The funerary complex of Djoser, near the famous step pyramid at Saqqara
The day we left, my heart broke more than any woman could have. I had visited the past and in doing so, seen a glimpse into my future. My future as an archaeologist, a historian, a lover of all things old. I was going back to America, back to school, back to numbers and grammar, back to Tamil class and cricket coaching.

But I brought Egypt back with me. At six, it had embedded itself in my mind. Now, it was in my heart. And even today, 15 years later, it hasn't left.

The whole gang, assembled outside the Great Pyramids of Giza. Notice the blacker hairs and smaller bellies.
Things today, however, are quite different. I'm 21 now, fresh out of college. I can't travel to Egypt on a whim. Hell, I can just about get out of bed every morning. The dream of a life among the dead (erm... this sounds darker than it actually is) seems further and further away. Instead of a pile of books and documentaries on Ancient Egypt by my bedside, just a solitary laptop rests, its screen harshly illuminating the dark room. Of the 21 tabs open, 17 of them are related to job searches.  I'm not on campus any more - no friends 24/7, no food at the ready, and most of all, the dearest Xbox isn't with me any more. It's not an exciting period of life.

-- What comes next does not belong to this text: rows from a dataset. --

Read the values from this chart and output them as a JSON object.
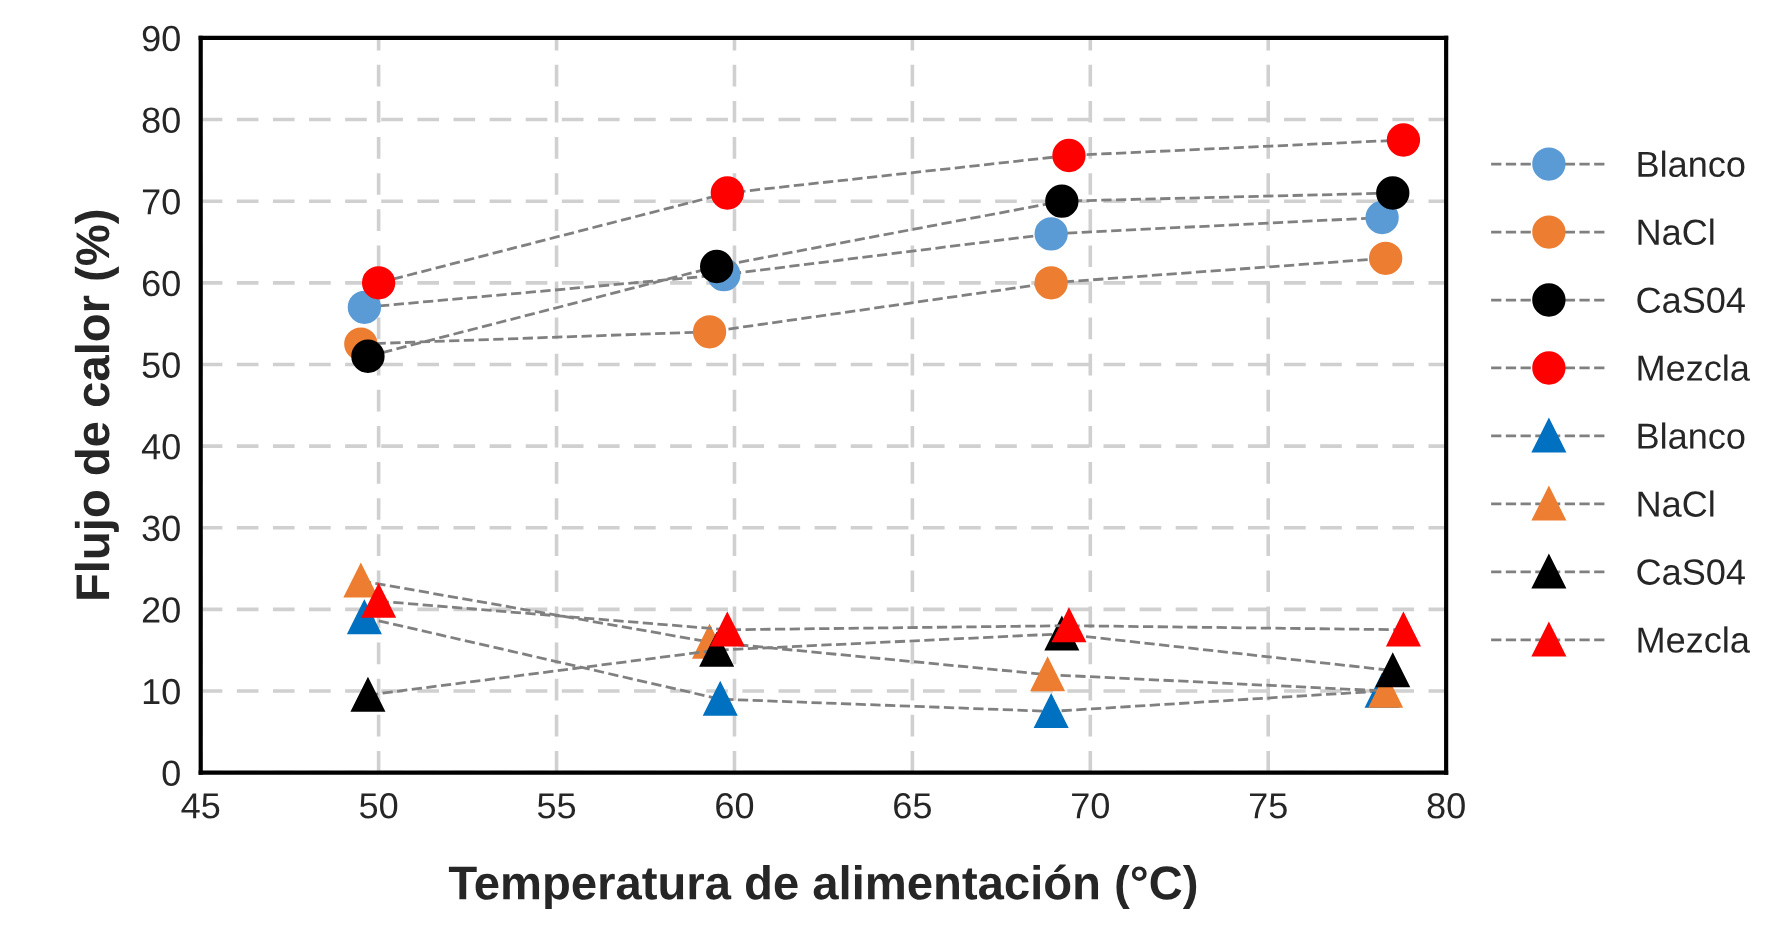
{
  "chart_data": {
    "type": "line",
    "xlabel": "Temperatura de alimentación (°C)",
    "ylabel": "Flujo de calor (%)",
    "xlim": [
      45,
      80
    ],
    "xticks": [
      45,
      50,
      55,
      60,
      65,
      70,
      75,
      80
    ],
    "ylim": [
      0,
      90
    ],
    "yticks": [
      0,
      10,
      20,
      30,
      40,
      50,
      60,
      70,
      80,
      90
    ],
    "grid": true,
    "legend": "right",
    "line_style": "dashed",
    "series": [
      {
        "name": "Blanco",
        "color": "#5b9bd5",
        "marker": "circle",
        "x": [
          49.6,
          59.7,
          68.9,
          78.2
        ],
        "values": [
          57,
          61,
          66,
          68
        ]
      },
      {
        "name": "NaCl",
        "color": "#ed7d31",
        "marker": "circle",
        "x": [
          49.5,
          59.3,
          68.9,
          78.3
        ],
        "values": [
          52.5,
          54,
          60,
          63
        ]
      },
      {
        "name": "CaS04",
        "color": "#000000",
        "marker": "circle",
        "x": [
          49.7,
          59.5,
          69.2,
          78.5
        ],
        "values": [
          51,
          62,
          70,
          71
        ]
      },
      {
        "name": "Mezcla",
        "color": "#ff0000",
        "marker": "circle",
        "x": [
          50,
          59.8,
          69.4,
          78.8
        ],
        "values": [
          60,
          71,
          75.6,
          77.5
        ]
      },
      {
        "name": "Blanco",
        "color": "#0070c0",
        "marker": "triangle",
        "x": [
          49.6,
          59.6,
          68.9,
          78.2
        ],
        "values": [
          19,
          9,
          7.5,
          10
        ]
      },
      {
        "name": "NaCl",
        "color": "#ed7d31",
        "marker": "triangle",
        "x": [
          49.5,
          59.3,
          68.8,
          78.3
        ],
        "values": [
          23.5,
          16,
          12,
          10
        ]
      },
      {
        "name": "CaS04",
        "color": "#000000",
        "marker": "triangle",
        "x": [
          49.7,
          59.5,
          69.2,
          78.5
        ],
        "values": [
          9.5,
          15,
          17,
          12.5
        ]
      },
      {
        "name": "Mezcla",
        "color": "#ff0000",
        "marker": "triangle",
        "x": [
          50,
          59.8,
          69.4,
          78.8
        ],
        "values": [
          21,
          17.5,
          18,
          17.5
        ]
      }
    ]
  }
}
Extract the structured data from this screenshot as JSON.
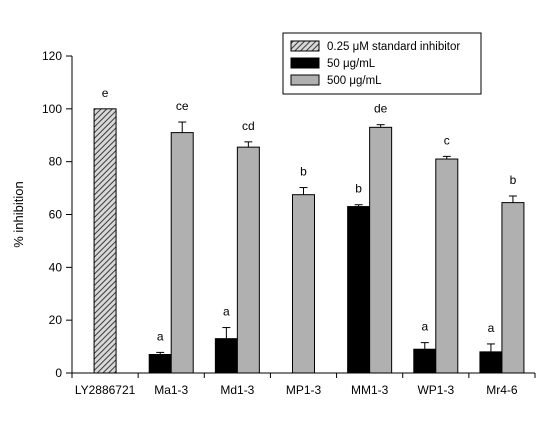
{
  "chart_data": {
    "type": "bar",
    "title": "",
    "xlabel": "",
    "ylabel": "% inhibition",
    "ylim": [
      0,
      120
    ],
    "yticks": [
      0,
      20,
      40,
      60,
      80,
      100,
      120
    ],
    "categories": [
      "LY2886721",
      "Ma1-3",
      "Md1-3",
      "MP1-3",
      "MM1-3",
      "WP1-3",
      "Mr4-6"
    ],
    "legend_position": "top-right",
    "grid": false,
    "series": [
      {
        "name": "0.25 μM standard inhibitor",
        "pattern": "hatched",
        "color": "#707070",
        "values": [
          100,
          null,
          null,
          null,
          null,
          null,
          null
        ],
        "errors": [
          0,
          null,
          null,
          null,
          null,
          null,
          null
        ],
        "labels": [
          "e",
          null,
          null,
          null,
          null,
          null,
          null
        ]
      },
      {
        "name": "50 μg/mL",
        "pattern": "solid",
        "color": "#000000",
        "values": [
          null,
          7,
          13,
          null,
          63,
          9,
          8
        ],
        "errors": [
          null,
          0.8,
          4.2,
          null,
          0.7,
          2.5,
          3
        ],
        "labels": [
          null,
          "a",
          "a",
          null,
          "b",
          "a",
          "a"
        ]
      },
      {
        "name": "500 μg/mL",
        "pattern": "solid",
        "color": "#b0b0b0",
        "values": [
          null,
          91,
          85.5,
          67.5,
          93,
          81,
          64.5
        ],
        "errors": [
          null,
          4,
          2,
          2.7,
          1,
          1,
          2.5
        ],
        "labels": [
          null,
          "ce",
          "cd",
          "b",
          "de",
          "c",
          "b"
        ]
      }
    ]
  }
}
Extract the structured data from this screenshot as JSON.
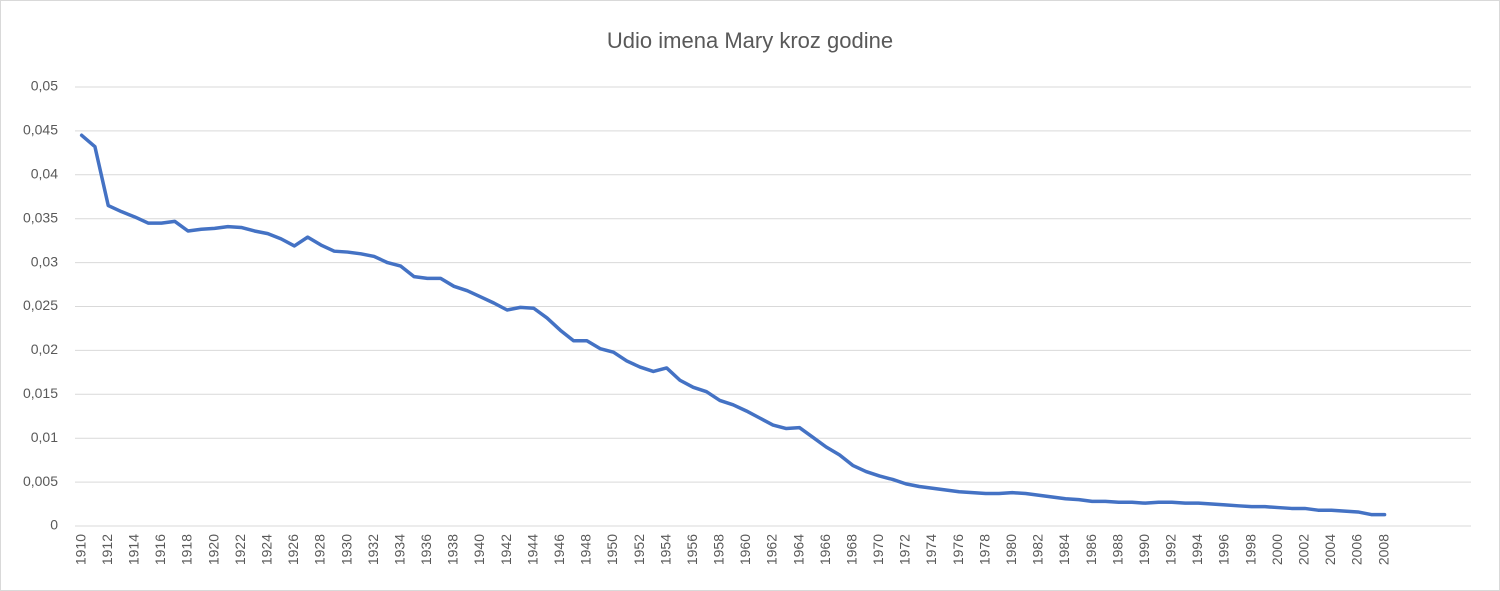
{
  "chart_data": {
    "type": "line",
    "title": "Udio imena Mary kroz godine",
    "categories": [
      "1910",
      null,
      "1912",
      null,
      "1914",
      null,
      "1916",
      null,
      "1918",
      null,
      "1920",
      null,
      "1922",
      null,
      "1924",
      null,
      "1926",
      null,
      "1928",
      null,
      "1930",
      null,
      "1932",
      null,
      "1934",
      null,
      "1936",
      null,
      "1938",
      null,
      "1940",
      null,
      "1942",
      null,
      "1944",
      null,
      "1946",
      null,
      "1948",
      null,
      "1950",
      null,
      "1952",
      null,
      "1954",
      null,
      "1956",
      null,
      "1958",
      null,
      "1960",
      null,
      "1962",
      null,
      "1964",
      null,
      "1966",
      null,
      "1968",
      null,
      "1970",
      null,
      "1972",
      null,
      "1974",
      null,
      "1976",
      null,
      "1978",
      null,
      "1980",
      null,
      "1982",
      null,
      "1984",
      null,
      "1986",
      null,
      "1988",
      null,
      "1990",
      null,
      "1992",
      null,
      "1994",
      null,
      "1996",
      null,
      "1998",
      null,
      "2000",
      null,
      "2002",
      null,
      "2004",
      null,
      "2006",
      null,
      "2008",
      null,
      null,
      null,
      null,
      null,
      null
    ],
    "values": [
      0.0445,
      0.0432,
      0.0365,
      0.0358,
      0.0352,
      0.0345,
      0.0345,
      0.0347,
      0.0336,
      0.0338,
      0.0339,
      0.0341,
      0.034,
      0.0336,
      0.0333,
      0.0327,
      0.0319,
      0.0329,
      0.032,
      0.0313,
      0.0312,
      0.031,
      0.0307,
      0.03,
      0.0296,
      0.0284,
      0.0282,
      0.0282,
      0.0273,
      0.0268,
      0.0261,
      0.0254,
      0.0246,
      0.0249,
      0.0248,
      0.0237,
      0.0223,
      0.0211,
      0.0211,
      0.0202,
      0.0198,
      0.0188,
      0.0181,
      0.0176,
      0.018,
      0.0166,
      0.0158,
      0.0153,
      0.0143,
      0.0138,
      0.0131,
      0.0123,
      0.0115,
      0.0111,
      0.0112,
      0.0101,
      0.009,
      0.0081,
      0.0069,
      0.0062,
      0.0057,
      0.0053,
      0.0048,
      0.0045,
      0.0043,
      0.0041,
      0.0039,
      0.0038,
      0.0037,
      0.0037,
      0.0038,
      0.0037,
      0.0035,
      0.0033,
      0.0031,
      0.003,
      0.0028,
      0.0028,
      0.0027,
      0.0027,
      0.0026,
      0.0027,
      0.0027,
      0.0026,
      0.0026,
      0.0025,
      0.0024,
      0.0023,
      0.0022,
      0.0022,
      0.0021,
      0.002,
      0.002,
      0.0018,
      0.0018,
      0.0017,
      0.0016,
      0.0013,
      0.0013,
      null,
      null,
      null,
      null,
      null,
      null
    ],
    "color": "#4472c4",
    "ylim": [
      0,
      0.05
    ],
    "yticks": [
      0,
      {
        "value": 0.005,
        "label": "0,005"
      },
      {
        "value": 0.01,
        "label": "0,01"
      },
      {
        "value": 0.015,
        "label": "0,015"
      },
      {
        "value": 0.02,
        "label": "0,02"
      },
      {
        "value": 0.025,
        "label": "0,025"
      },
      {
        "value": 0.03,
        "label": "0,03"
      },
      {
        "value": 0.035,
        "label": "0,035"
      },
      {
        "value": 0.04,
        "label": "0,04"
      },
      {
        "value": 0.045,
        "label": "0,045"
      },
      {
        "value": 0.05,
        "label": "0,05"
      }
    ],
    "grid": true
  }
}
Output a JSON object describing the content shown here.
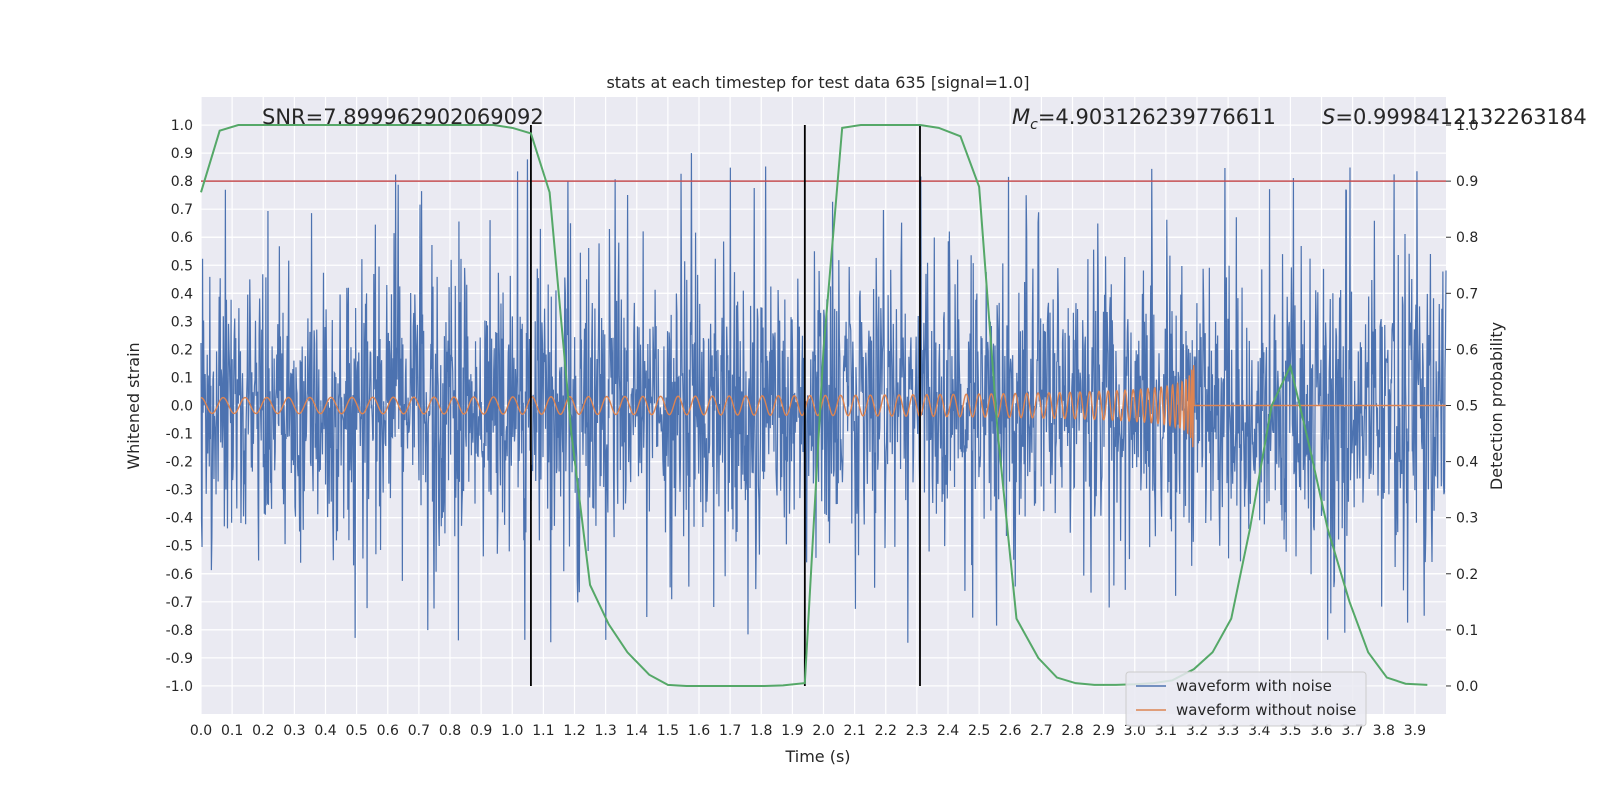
{
  "chart_data": {
    "type": "line",
    "title": "stats at each timestep for test data 635 [signal=1.0]",
    "xlabel": "Time (s)",
    "ylabel": "Whitened strain",
    "y2label": "Detection probability",
    "xlim": [
      0.0,
      4.0
    ],
    "ylim": [
      -1.1,
      1.1
    ],
    "y2lim": [
      -0.05,
      1.05
    ],
    "x_ticks": [
      "0.0",
      "0.1",
      "0.2",
      "0.3",
      "0.4",
      "0.5",
      "0.6",
      "0.7",
      "0.8",
      "0.9",
      "1.0",
      "1.1",
      "1.2",
      "1.3",
      "1.4",
      "1.5",
      "1.6",
      "1.7",
      "1.8",
      "1.9",
      "2.0",
      "2.1",
      "2.2",
      "2.3",
      "2.4",
      "2.5",
      "2.6",
      "2.7",
      "2.8",
      "2.9",
      "3.0",
      "3.1",
      "3.2",
      "3.3",
      "3.4",
      "3.5",
      "3.6",
      "3.7",
      "3.8",
      "3.9"
    ],
    "y_ticks": [
      "1.0",
      "0.9",
      "0.8",
      "0.7",
      "0.6",
      "0.5",
      "0.4",
      "0.3",
      "0.2",
      "0.1",
      "0.0",
      "-0.1",
      "-0.2",
      "-0.3",
      "-0.4",
      "-0.5",
      "-0.6",
      "-0.7",
      "-0.8",
      "-0.9",
      "-1.0"
    ],
    "y2_ticks": [
      "1.0",
      "0.9",
      "0.8",
      "0.7",
      "0.6",
      "0.5",
      "0.4",
      "0.3",
      "0.2",
      "0.1",
      "0.0"
    ],
    "grid": true,
    "legend_position": "bottom-right",
    "annotations": {
      "snr": "SNR=7.899962902069092",
      "mc_symbol": "M",
      "mc_sub": "c",
      "mc_value": "=4.903126239776611",
      "s_symbol": "S",
      "s_value": "=0.9998412132263184"
    },
    "threshold_y2": 0.9,
    "vertical_lines_x": [
      1.06,
      1.94,
      2.31
    ],
    "series": [
      {
        "name": "waveform with noise",
        "color": "#4c72b0",
        "description": "dense whitened noise, roughly +/-0.5 with peaks near +/-0.9"
      },
      {
        "name": "waveform without noise",
        "color": "#dd8452",
        "description": "chirp oscillation, amplitude ~0.03 growing to ~0.2 near 3.19 s, then zero"
      },
      {
        "name": "detection probability",
        "color": "#55a868",
        "axis": "right",
        "x": [
          0.0,
          0.06,
          0.12,
          0.19,
          0.25,
          0.31,
          0.37,
          0.44,
          0.5,
          0.56,
          0.62,
          0.69,
          0.75,
          0.81,
          0.87,
          0.94,
          1.0,
          1.06,
          1.12,
          1.19,
          1.25,
          1.31,
          1.37,
          1.44,
          1.5,
          1.56,
          1.62,
          1.69,
          1.75,
          1.81,
          1.87,
          1.94,
          2.0,
          2.06,
          2.12,
          2.19,
          2.25,
          2.31,
          2.37,
          2.44,
          2.5,
          2.56,
          2.62,
          2.69,
          2.75,
          2.81,
          2.87,
          2.94,
          3.0,
          3.06,
          3.12,
          3.19,
          3.25,
          3.31,
          3.37,
          3.44,
          3.5,
          3.56,
          3.62,
          3.69,
          3.75,
          3.81,
          3.87,
          3.94
        ],
        "values": [
          0.88,
          0.99,
          1.0,
          1.0,
          1.0,
          1.0,
          1.0,
          1.0,
          1.0,
          1.0,
          1.0,
          1.0,
          1.0,
          1.0,
          1.0,
          1.0,
          0.995,
          0.985,
          0.88,
          0.45,
          0.18,
          0.11,
          0.06,
          0.02,
          0.002,
          0.0,
          0.0,
          0.0,
          0.0,
          0.0,
          0.001,
          0.005,
          0.6,
          0.995,
          1.0,
          1.0,
          1.0,
          1.0,
          0.995,
          0.98,
          0.89,
          0.45,
          0.12,
          0.05,
          0.015,
          0.005,
          0.002,
          0.002,
          0.003,
          0.005,
          0.01,
          0.03,
          0.06,
          0.12,
          0.28,
          0.5,
          0.57,
          0.43,
          0.28,
          0.15,
          0.06,
          0.015,
          0.004,
          0.002
        ]
      }
    ]
  }
}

So you can probably understand my euphoria when, at the annual E3 games conference in LA, a video game set in Ancient Egypt is announced.

My eyes are bugging out, mouth slightly agape. Here I am, sitting in front of a puny 13" screen, watching a video game rendering of Ptolemaic-era Egypt. The developer on stage is talking about new gameplay mechanics, updated draw distances, and technical improvements. But I don't care. I couldn't care less about any of this right now. This could have the graphical capacity of a potato and I wouldn't care.

Assassin's Creed Origins, set in Ancient Egypt
Image courtesy of Ubisoft
All I'm seeing - no, all I'm feeling is that same feeling of awe and exhilaration as when I stepped out of Cairo airport in December of 2004. When the bumpy tour bus drove us out of the city and suddenly, like a tsunami breaching the coastline, the Pyramids of Giza emerged. When I skipped between the towering columns in the Temple of Luxor. When I entered the tomb of Tutankhamun and breathed in the air that had been sealed for thousands and thousands of years.

These few thousand lines of code reinvigorated a passion in me that I hadn't felt in a long time. I love history. I love archaeology. But it seems like the past few years had done its best to make me forget about this. Suddenly, I was alive again.

It has been drilled into our heads that television and video games are only good for dumbing down the mind. Maybe some of them are. But if a video game has the capacity to make me think, to draw my breath away, to allow me to relive my past and inspire me to pursue my dreams, and to - most of all - create magic... is it really a waste of time?